A plataforma continental da região parece ser a extensão do “mar de petróleo” que faz a Venezuela ter as maiores reservas de petróleo do mundo. O potencial foi dilapidado pelo governo Hugo Chaves, hostil às empresas estrangeiras que exploravam predatoriamente a riqueza local. Mas, sem a tecnologia das “majors”, a Venezuela, que produzia no fim do século passado mais de 3 milhões de barris/dia, viu a produção minguar a menos da metade, levando à profunda crise econômico-social do isolamento político do governo de Nicolás Maduro. Embora a Petrobras seja estatal, como a PDVSA, não há comparação entre as duas empresas. A jornada da Petrobras em águas profundas, desde a primeira descoberta na Bacia de Campos, em agosto de 1974, a tornou uma das companhias mais respeitadas em termos de avanço de tecnologia, como atestam os sucessivos prêmios na OTC (a maior feira mundial de tecnologia do petróleo que ocorre anualmente em Houston, no Texas (EUA). É com essas credenciais – e o histórico de raros acidentes de vazamento de óleo em quase meio século de E&P na plataforma submarina brasileira (os lamentáveis de vazamentos, como na Baía de Guanabara e em São Sebastião (SP), o maior terminal de petróleo do país, ocorreram no descarregamento de óleo para os dutos) – que a Petrobras se habilitou, em 2020, no governo Bolsonaro, sob a gestão de Roberto Castelo Branco, a explorar a margem equatorial da plataforma marítima do Amapá. Há três anos, a estatal investiu pesadamente em infraestrutura (porto e aeroporto) e instalações de apoio. Mas o parecer do Ibama brecou as atividades.
O Fla X Flu ecológico
O assunto virou um Fla X Flu, com os ambientalistas recorrendo aos acidentes no passado. O primeiro foi o desastre provocado pela colisão do Exxon Valdez com um iceberg no Alasca, em março de 1989. O mais recente (2010) e trágico acidente na exploração de águas profundas foi no Golfo do México, quando a plataforma Deep Horizon, da inglesa BP, explodiu e vazou 5 milhões de barris de óleo ao longo de 87 dias, até que o poço fosse vedado. As consequências da fauna e flora marinha são alegadas como precaução para o Ibama exigir mais detalhamento do projeto pela Petrobras. De lá para cá a tecnologia avançou muito. No Brasil, o maior desastre foi o afundamento da P-36, no Campo de Roncador, na Bacia de Campos, em 2021, após três explosões que causaram a morte de 11 funcionários da Petrobras. Os controles e as tecnologias avançaram muito desde então, e os revezes ficaram raros.

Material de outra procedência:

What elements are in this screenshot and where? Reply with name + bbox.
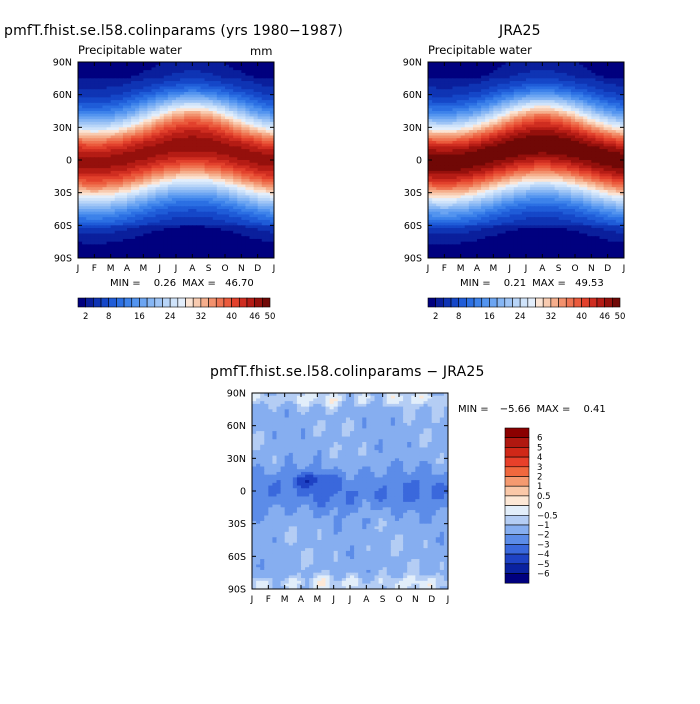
y-tick-label: 30N bbox=[53, 123, 72, 134]
colorbar-swatch bbox=[93, 298, 101, 307]
colorbar-swatch bbox=[155, 298, 163, 307]
y-tick-label: 30S bbox=[54, 188, 72, 199]
x-tick-label: A bbox=[124, 264, 131, 274]
colorbar-swatch bbox=[262, 298, 270, 307]
field-cells bbox=[78, 62, 275, 259]
colorbar-swatch bbox=[139, 298, 147, 307]
x-tick-label: S bbox=[206, 264, 212, 274]
x-tick-label: A bbox=[189, 264, 196, 274]
colorbar-tick-label: 2 bbox=[83, 312, 88, 322]
colorbar-tick-label: 40 bbox=[226, 312, 237, 322]
x-tick-label: M bbox=[139, 264, 147, 274]
colorbar-tick-label: 16 bbox=[134, 312, 145, 322]
colorbar-tick-label: 32 bbox=[195, 312, 206, 322]
colorbar-swatch bbox=[186, 298, 194, 307]
y-tick-label: 90S bbox=[54, 254, 72, 265]
y-tick-label: 0 bbox=[66, 156, 72, 167]
colorbar-tick-label: 46 bbox=[249, 312, 260, 322]
x-tick-label: M bbox=[107, 264, 115, 274]
colorbar-swatch bbox=[178, 298, 186, 307]
colorbar-swatch bbox=[232, 298, 240, 307]
colorbar-tick-label: 50 bbox=[265, 312, 276, 322]
colorbar-swatch bbox=[170, 298, 178, 307]
colorbar-swatch bbox=[109, 298, 117, 307]
colorbar-tick-label: 24 bbox=[165, 312, 176, 322]
x-tick-label: D bbox=[254, 264, 261, 274]
y-tick-label: 90N bbox=[53, 58, 72, 69]
colorbar-swatch bbox=[162, 298, 170, 307]
x-tick-label: F bbox=[92, 264, 97, 274]
colorbar-swatch bbox=[124, 298, 132, 307]
colorbar-swatch bbox=[201, 298, 209, 307]
colorbar-swatch bbox=[147, 298, 155, 307]
field-cells bbox=[428, 62, 625, 259]
y-tick-label: 60S bbox=[54, 221, 72, 232]
colorbar-swatch bbox=[239, 298, 247, 307]
colorbar-swatch bbox=[255, 298, 263, 307]
x-tick-label: J bbox=[157, 264, 161, 274]
colorbar-swatch bbox=[224, 298, 232, 307]
colorbar-swatch bbox=[193, 298, 201, 307]
y-tick-label: 60N bbox=[53, 90, 72, 101]
colorbar-swatch bbox=[132, 298, 140, 307]
x-tick-label: N bbox=[238, 264, 245, 274]
colorbar-swatch bbox=[209, 298, 217, 307]
x-tick-label: O bbox=[221, 264, 228, 274]
colorbar-swatch bbox=[101, 298, 109, 307]
colorbar: 2 8 16 24 32 40 46 50 bbox=[78, 298, 275, 322]
colorbar-tick-label: 8 bbox=[106, 312, 111, 322]
colorbar-swatch bbox=[86, 298, 94, 307]
x-tick-label: J bbox=[76, 264, 80, 274]
x-tick-label: J bbox=[272, 264, 276, 274]
colorbar-swatch bbox=[78, 298, 86, 307]
x-tick-label: J bbox=[174, 264, 178, 274]
colorbar-swatch bbox=[116, 298, 124, 307]
colorbar-swatch bbox=[247, 298, 255, 307]
colorbar-swatch bbox=[216, 298, 224, 307]
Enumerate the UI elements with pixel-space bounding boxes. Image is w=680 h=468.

O presidente Lula fez da preservação responsável da Amazônia um dos compromissos do seu governo. Por isso, retomou a confiança das nações europeias e dos Estados Unidos para doações que ajudem o Brasil a arcar com pesados custos de manter áreas imensas do Planeta imunes à exploração predatória. Terá de ser o árbitro entre as posições do Ministério do Meio Ambiente e das Mudanças Climáticas, comandada por Marina Silva, e do qual o Ibama é importante agência operacional, e o Ministério das Minas e Energia, comandado por Alexandre Silveira, que tem na berlinda a Petrobras, dirigida desde fevereiro, pelo ex-senador (PT-RN) Jean Paul Prates. Especialista em petróleo e energias alternativas (implantou o maior parque eólico do país no Rio Grande do Norte), Prates está empenhado na transição energética da Petrobras, tarefa descuidada nos quatros anos do governo passado.

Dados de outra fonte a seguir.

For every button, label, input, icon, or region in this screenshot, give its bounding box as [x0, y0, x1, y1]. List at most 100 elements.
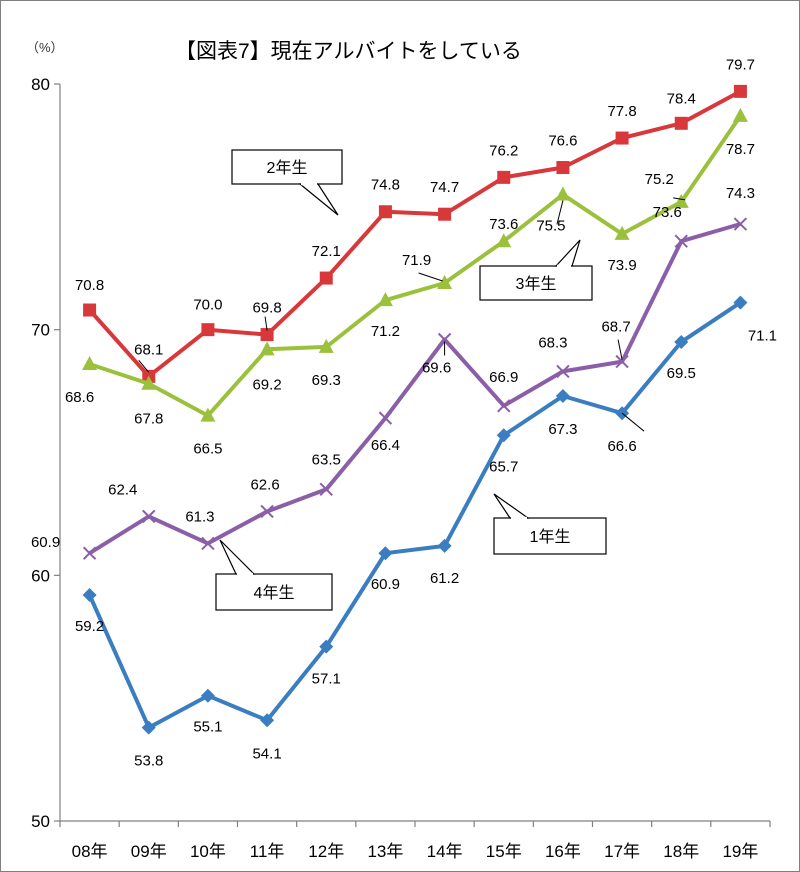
data-point: [555, 186, 571, 201]
data-label: 53.8: [134, 753, 163, 770]
label-leader-line: [556, 200, 564, 225]
data-label: 73.6: [653, 204, 682, 221]
x-tick-label: 10年: [190, 842, 226, 861]
data-point: [733, 217, 748, 231]
data-point: [377, 292, 393, 307]
data-point: [496, 428, 511, 443]
data-point: [496, 233, 512, 248]
data-point: [674, 234, 688, 248]
data-point: [733, 295, 748, 310]
label-leader-line: [673, 197, 686, 201]
y-tick-label: 70: [31, 321, 50, 340]
unit-label: （%）: [26, 40, 64, 55]
series-name-label: 2年生: [267, 159, 308, 177]
data-point: [555, 388, 570, 403]
data-label: 69.2: [252, 376, 281, 393]
y-tick-label: 60: [31, 566, 50, 585]
data-point: [82, 356, 98, 371]
data-point: [260, 328, 274, 342]
data-label: 69.8: [252, 300, 281, 317]
data-label: 68.7: [601, 319, 630, 336]
data-label: 67.8: [134, 411, 163, 428]
series-layer: [82, 84, 748, 735]
data-label: 75.2: [645, 171, 674, 188]
data-point: [82, 587, 97, 602]
data-point: [201, 323, 215, 337]
data-point: [732, 107, 748, 122]
data-label: 60.9: [371, 576, 400, 593]
data-point: [733, 84, 747, 98]
data-point: [614, 225, 630, 240]
x-tick-label: 16年: [545, 842, 581, 861]
data-label: 68.6: [65, 389, 94, 406]
data-label: 79.7: [726, 56, 755, 73]
data-point: [142, 509, 156, 524]
callout-box: [215, 573, 333, 611]
series-line-3: [88, 114, 743, 418]
data-label: 61.3: [185, 508, 214, 525]
label-leader-line: [617, 339, 623, 360]
data-label: 76.6: [548, 133, 577, 150]
data-point: [141, 375, 157, 390]
data-label: 54.1: [252, 745, 281, 762]
data-label: 74.8: [371, 177, 400, 194]
x-tick-label: 18年: [663, 842, 699, 861]
data-point: [673, 193, 689, 208]
data-label: 69.5: [667, 365, 696, 382]
callout-pointer: [298, 183, 339, 216]
callout-pointer: [219, 539, 256, 575]
data-point: [497, 399, 511, 413]
callout-pointer: [554, 239, 581, 267]
data-point: [615, 354, 629, 369]
data-point: [260, 504, 274, 519]
callout-box: [493, 517, 607, 555]
x-tick-label: 12年: [308, 842, 344, 861]
x-tick-label: 17年: [604, 842, 640, 861]
data-label: 55.1: [193, 719, 222, 736]
callout-box: [479, 265, 593, 301]
label-leader-line: [138, 360, 150, 373]
series-line-1: [87, 300, 742, 730]
data-label: 57.1: [312, 671, 341, 688]
data-label: 73.6: [489, 216, 518, 233]
series-name-label: 1年生: [530, 528, 571, 546]
data-point: [200, 688, 215, 703]
data-point: [438, 207, 452, 221]
series-line-4: [88, 222, 741, 555]
series-name-label: 3年生: [516, 275, 557, 293]
data-label: 68.1: [134, 341, 163, 358]
series-name-label: 4年生: [254, 584, 295, 602]
data-label: 67.3: [548, 421, 577, 438]
y-tick-label: 80: [31, 75, 50, 94]
data-label: 77.8: [607, 103, 636, 120]
data-point: [674, 116, 688, 130]
callout-pointer: [493, 493, 530, 519]
data-label: 69.3: [312, 372, 341, 389]
x-tick-label: 08年: [72, 842, 108, 861]
data-label: 59.2: [75, 618, 104, 635]
data-point: [497, 170, 511, 184]
x-tick-label: 14年: [427, 842, 463, 861]
data-point: [318, 338, 334, 353]
data-label: 75.5: [536, 218, 565, 235]
data-point: [259, 341, 275, 356]
data-label: 66.9: [489, 369, 518, 386]
data-label: 65.7: [489, 458, 518, 475]
data-label: 62.6: [250, 476, 279, 493]
x-tick-label: 19年: [722, 842, 758, 861]
data-label: 63.5: [312, 451, 341, 468]
data-point: [437, 274, 453, 289]
data-point: [437, 538, 452, 553]
data-label: 66.5: [193, 441, 222, 458]
data-label: 66.4: [371, 437, 400, 454]
data-label: 78.7: [726, 141, 755, 158]
data-label: 66.6: [607, 438, 636, 455]
data-point: [82, 546, 97, 560]
chart-title: 【図表7】現在アルバイトをしている: [175, 40, 522, 63]
data-label: 72.1: [312, 243, 341, 260]
data-point: [615, 131, 629, 145]
data-label: 74.7: [430, 179, 459, 196]
callout-box: [231, 149, 343, 185]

Diante das urgências climáticas, com as ameaças de aquecimento global elevarem as águas dos mares, pelo derretimento das geleiras nos polos e nas mais altas montanhas do Planeta, o mundo caminha para substituir os combustíveis fósseis (carvão e petróleo). A Europa já decretou que os veículos movidos a motores a combustão deixarão de circular em 2035. Até lá, os carros elétricos, ou híbridos, vão dominar as ruas, inclusive no transporte de passageiros e mercadorias, por ônibus e caminhões, quem sabe movidos a “hidrogênio verde”, o combustível do futuro. Há um longo período de transição, no qual a Petrobras vai estar empenhada na descarbonização das atividades de exploração e produção. A Bacia de Campos está passando por uma espécie de “retrofit”, termo do mercado imobiliário para a “repaginação de um prédio antigo, com adoção de práticas modernas do “green building”. A reinjeção de gás (que sai junto com o petróleo) nos poços das bacias de Campos e Santos (esta favorecida pelas gigantescas ocorrências de óleo e gás do pré-sal – existente também abaixo do pós-sal de Campos) e a utilização de plataformas desativas para gerar energia eólica no mar são parte do esforço.

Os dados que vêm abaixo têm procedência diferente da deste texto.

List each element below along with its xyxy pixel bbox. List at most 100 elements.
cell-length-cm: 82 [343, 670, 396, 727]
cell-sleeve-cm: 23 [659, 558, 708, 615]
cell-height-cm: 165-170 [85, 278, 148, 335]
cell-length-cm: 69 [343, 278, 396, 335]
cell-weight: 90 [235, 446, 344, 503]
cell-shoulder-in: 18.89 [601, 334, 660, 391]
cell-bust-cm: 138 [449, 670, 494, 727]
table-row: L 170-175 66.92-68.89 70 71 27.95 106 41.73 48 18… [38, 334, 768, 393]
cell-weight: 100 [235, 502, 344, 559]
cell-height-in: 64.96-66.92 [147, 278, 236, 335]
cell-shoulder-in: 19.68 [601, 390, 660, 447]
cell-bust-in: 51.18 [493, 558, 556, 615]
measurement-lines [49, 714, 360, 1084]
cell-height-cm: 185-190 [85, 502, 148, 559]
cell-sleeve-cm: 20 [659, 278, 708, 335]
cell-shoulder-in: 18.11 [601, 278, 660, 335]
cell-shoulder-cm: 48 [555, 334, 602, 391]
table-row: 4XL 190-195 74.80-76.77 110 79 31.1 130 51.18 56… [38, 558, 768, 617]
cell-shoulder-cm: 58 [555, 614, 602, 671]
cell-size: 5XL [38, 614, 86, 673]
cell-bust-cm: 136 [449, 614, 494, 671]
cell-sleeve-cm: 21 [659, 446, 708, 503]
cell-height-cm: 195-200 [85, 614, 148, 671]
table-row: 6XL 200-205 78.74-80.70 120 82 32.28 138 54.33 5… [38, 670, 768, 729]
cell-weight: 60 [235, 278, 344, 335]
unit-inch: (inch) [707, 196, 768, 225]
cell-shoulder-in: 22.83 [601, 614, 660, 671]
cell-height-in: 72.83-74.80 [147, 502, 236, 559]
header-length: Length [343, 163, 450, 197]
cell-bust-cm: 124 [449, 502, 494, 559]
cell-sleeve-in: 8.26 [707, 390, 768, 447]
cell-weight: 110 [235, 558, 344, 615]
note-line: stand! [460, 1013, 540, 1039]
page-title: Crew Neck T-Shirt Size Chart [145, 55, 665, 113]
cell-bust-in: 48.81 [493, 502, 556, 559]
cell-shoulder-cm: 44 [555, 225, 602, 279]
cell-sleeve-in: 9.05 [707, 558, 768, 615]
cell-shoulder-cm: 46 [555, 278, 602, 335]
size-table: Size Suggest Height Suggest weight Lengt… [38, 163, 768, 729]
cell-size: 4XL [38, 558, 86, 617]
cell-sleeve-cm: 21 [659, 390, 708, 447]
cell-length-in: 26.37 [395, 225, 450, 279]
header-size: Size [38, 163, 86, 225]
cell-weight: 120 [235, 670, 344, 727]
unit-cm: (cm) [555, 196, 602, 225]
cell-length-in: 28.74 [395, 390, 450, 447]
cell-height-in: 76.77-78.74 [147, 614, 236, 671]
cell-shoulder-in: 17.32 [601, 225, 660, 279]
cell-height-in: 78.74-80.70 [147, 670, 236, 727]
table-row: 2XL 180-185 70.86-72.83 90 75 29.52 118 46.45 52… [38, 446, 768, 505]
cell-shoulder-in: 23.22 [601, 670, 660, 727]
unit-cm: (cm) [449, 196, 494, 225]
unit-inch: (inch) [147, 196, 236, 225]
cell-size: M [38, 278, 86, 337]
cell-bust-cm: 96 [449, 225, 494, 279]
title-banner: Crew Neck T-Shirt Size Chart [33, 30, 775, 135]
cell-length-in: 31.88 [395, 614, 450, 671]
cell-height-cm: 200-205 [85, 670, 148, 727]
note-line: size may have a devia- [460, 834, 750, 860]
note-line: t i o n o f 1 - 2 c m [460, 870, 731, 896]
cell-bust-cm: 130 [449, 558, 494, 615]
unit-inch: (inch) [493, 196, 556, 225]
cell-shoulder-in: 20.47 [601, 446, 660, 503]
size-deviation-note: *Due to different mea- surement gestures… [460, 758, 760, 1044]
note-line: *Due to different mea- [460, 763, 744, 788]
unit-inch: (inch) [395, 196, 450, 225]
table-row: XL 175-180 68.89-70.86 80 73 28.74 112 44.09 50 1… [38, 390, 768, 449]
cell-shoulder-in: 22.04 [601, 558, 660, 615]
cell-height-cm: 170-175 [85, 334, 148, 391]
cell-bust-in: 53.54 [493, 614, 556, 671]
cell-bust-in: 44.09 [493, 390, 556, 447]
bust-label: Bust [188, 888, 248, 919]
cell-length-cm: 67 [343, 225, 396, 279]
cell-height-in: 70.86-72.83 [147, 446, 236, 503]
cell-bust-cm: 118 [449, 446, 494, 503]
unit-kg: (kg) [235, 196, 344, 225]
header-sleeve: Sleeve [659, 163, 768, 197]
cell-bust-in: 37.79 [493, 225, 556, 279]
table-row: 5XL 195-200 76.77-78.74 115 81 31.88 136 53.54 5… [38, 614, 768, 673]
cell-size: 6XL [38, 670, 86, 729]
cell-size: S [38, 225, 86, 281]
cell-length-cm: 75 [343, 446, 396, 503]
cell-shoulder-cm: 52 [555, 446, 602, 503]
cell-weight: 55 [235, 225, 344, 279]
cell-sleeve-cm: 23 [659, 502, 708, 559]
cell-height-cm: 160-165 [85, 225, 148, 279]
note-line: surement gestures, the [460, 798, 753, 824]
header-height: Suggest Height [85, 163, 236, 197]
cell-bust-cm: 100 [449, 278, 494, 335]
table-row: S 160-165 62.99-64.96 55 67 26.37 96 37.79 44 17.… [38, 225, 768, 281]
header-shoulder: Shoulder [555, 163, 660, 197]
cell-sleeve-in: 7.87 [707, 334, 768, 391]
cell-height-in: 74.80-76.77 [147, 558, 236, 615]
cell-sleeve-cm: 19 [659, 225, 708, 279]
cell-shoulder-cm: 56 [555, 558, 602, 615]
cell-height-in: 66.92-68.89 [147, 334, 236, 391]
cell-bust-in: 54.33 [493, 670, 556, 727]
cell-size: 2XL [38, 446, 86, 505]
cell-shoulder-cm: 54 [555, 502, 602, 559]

O fato é que as descobertas de novas reservas vão postergando a finitude do petróleo e do gás (um combustível bem menos predador ao meio ambiente). Há 50 anos, quando ocorreu a 1ª grande crise do petróleo, os países árabes se valeram das previsões de que o petróleo se esgotaria em 30 anos para fazer do combustível uma arma política contra os países ricos, e particularmente contra Israel, triplicando os preços. Esses prazos de 30 anos foram dilatados à medida em que novas tecnologias levaram a grandes descobertas em águas profundas, como na Bacia de Santos ou no Oriente Médio, Irã e Rússia e seus antigos satélites. A Margem Equatorial parece ser uma nova fronteira.
O dilema que se coloca diante da decisão do presidente Lula é complexo e injusto. O Brasil precisa crescer com responsabilidade para saciar as demandas sociais da população; Quem mais poluiu o mundo há três séculos foram as nações ricas da Europa e os Estados Unidos, com a destruição de florestas e fauna, e pelo aquecimento provocado pelo uso intenso do carvão e do petróleo. O tráfego aéreo, concentrado no Hemisfério Norte, é um dos grandes vilões do aquecimento global. As cúpulas do Clima levaram à consciência coletiva da preservação do Planeta Terra. Entretanto, para preservar a Floresta Amazônica ou manter riquezas no subsolo, os países em desenvolvimento devem ser recompensados e devidamente remunerados pelos grandes responsáveis pelos desastres causados pelo progresso deletério de suas economias.